What are the key metrics for the service?
How have these key metrics performed over the life of the service?
What system monitoring tool(s) are in place?
What is the targeted average response time for your service? What percent of requests take more than 1 second, 2 seconds, 4 seconds, and 8 seconds?
What is the average response time and percentile breakdown (percent of requests taking more than 1s, 2s, 4s, and 8s) for your service’s top 10 transactions?
What is your service’s monthly uptime target?
What is your service’s monthly uptime percentage including scheduled maintenance? Excluding scheduled maintenance?
How does your team receive automated alarms when incidents occur?
What is the volume of each of your service’s top 10 transactions?

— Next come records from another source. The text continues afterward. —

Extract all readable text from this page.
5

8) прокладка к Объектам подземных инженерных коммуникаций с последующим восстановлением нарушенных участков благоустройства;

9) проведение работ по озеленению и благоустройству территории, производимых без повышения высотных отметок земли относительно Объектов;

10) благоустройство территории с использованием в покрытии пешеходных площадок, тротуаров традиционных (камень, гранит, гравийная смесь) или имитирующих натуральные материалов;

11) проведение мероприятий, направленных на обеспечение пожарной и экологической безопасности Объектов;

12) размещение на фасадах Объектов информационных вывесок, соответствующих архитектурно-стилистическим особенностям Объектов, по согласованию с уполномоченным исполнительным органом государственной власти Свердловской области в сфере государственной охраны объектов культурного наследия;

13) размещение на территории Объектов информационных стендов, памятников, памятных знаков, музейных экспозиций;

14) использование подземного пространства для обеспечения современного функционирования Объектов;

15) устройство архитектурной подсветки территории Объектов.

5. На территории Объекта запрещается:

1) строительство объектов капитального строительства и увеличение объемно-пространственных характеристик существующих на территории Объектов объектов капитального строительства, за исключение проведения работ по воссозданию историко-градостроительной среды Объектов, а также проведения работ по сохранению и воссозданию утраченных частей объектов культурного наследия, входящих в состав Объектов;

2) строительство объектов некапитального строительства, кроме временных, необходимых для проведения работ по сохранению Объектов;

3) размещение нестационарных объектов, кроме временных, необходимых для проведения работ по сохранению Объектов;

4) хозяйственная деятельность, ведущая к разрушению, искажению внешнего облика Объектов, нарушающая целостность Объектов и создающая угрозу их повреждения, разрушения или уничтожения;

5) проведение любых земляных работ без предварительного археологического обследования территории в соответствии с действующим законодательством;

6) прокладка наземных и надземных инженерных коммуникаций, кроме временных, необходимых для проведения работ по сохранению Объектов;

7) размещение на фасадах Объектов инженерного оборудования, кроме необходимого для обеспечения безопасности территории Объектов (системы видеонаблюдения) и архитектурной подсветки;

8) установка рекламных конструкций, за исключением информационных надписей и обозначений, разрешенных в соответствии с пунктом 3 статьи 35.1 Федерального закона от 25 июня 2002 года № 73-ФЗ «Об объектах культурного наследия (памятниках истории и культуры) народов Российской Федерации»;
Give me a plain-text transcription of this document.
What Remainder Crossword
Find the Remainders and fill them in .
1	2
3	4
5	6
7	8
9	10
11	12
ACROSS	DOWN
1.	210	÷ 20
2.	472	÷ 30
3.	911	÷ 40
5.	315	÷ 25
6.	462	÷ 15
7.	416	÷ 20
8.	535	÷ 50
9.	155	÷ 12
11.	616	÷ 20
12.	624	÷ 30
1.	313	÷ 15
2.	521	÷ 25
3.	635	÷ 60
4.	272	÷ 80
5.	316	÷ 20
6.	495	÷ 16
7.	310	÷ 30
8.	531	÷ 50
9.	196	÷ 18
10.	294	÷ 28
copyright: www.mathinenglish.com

What is the percentage of transactions started vs. completed?
What tool(s) are in place to measure user behavior?
What tool/technology is used for A/B testing?
How do you measure customer satisfaction?

PLAY 13

Default to open

When we collaborate in the open and publish our data publicly we can improve Government together. By building services more openly and publishing open data, we simplify the public’s access to government services and information, allow the public to easily provide fixes and contributions, and enable reuse by entrepreneurs, nonprofits, other agencies, and the public.

checklist

Offer users a mechanism to report bugs and issues, and be responsive to these reports
Provide datasets to the public, in their entirety, through bulk downloads and APIs (application programming interfaces)
Ensure that data from the service is explicitly in the public domain, and that rights are waived globally via an international public domain dedication, such as the “Creative Commons Zero” waiver
Catalog data in the agency’s enterprise data inventory and add any public datasets to the agency’s public data listing
Ensure that we maintain the rights to all data developed by third parties in such a manner that is releasable and reusable at no cost to the public
Ensure that we maintain contractual rights to all custom software developed by third parties in such a manner that is publishable and reusable at no cost
When appropriate, create an API for third parties to interact with the service directly
When appropriate, publish source code of projects or components online
When appropriate, share your development process and progress publicly

key questions

How are you collecting user feedback for bugs and issues?
If there is an API, what capabilities does it provide? Who uses it? How is it documented?
If the codebase has not been released under an open source license, explain why.
What components are made available to the public as open source?
What datasets are made available to the public?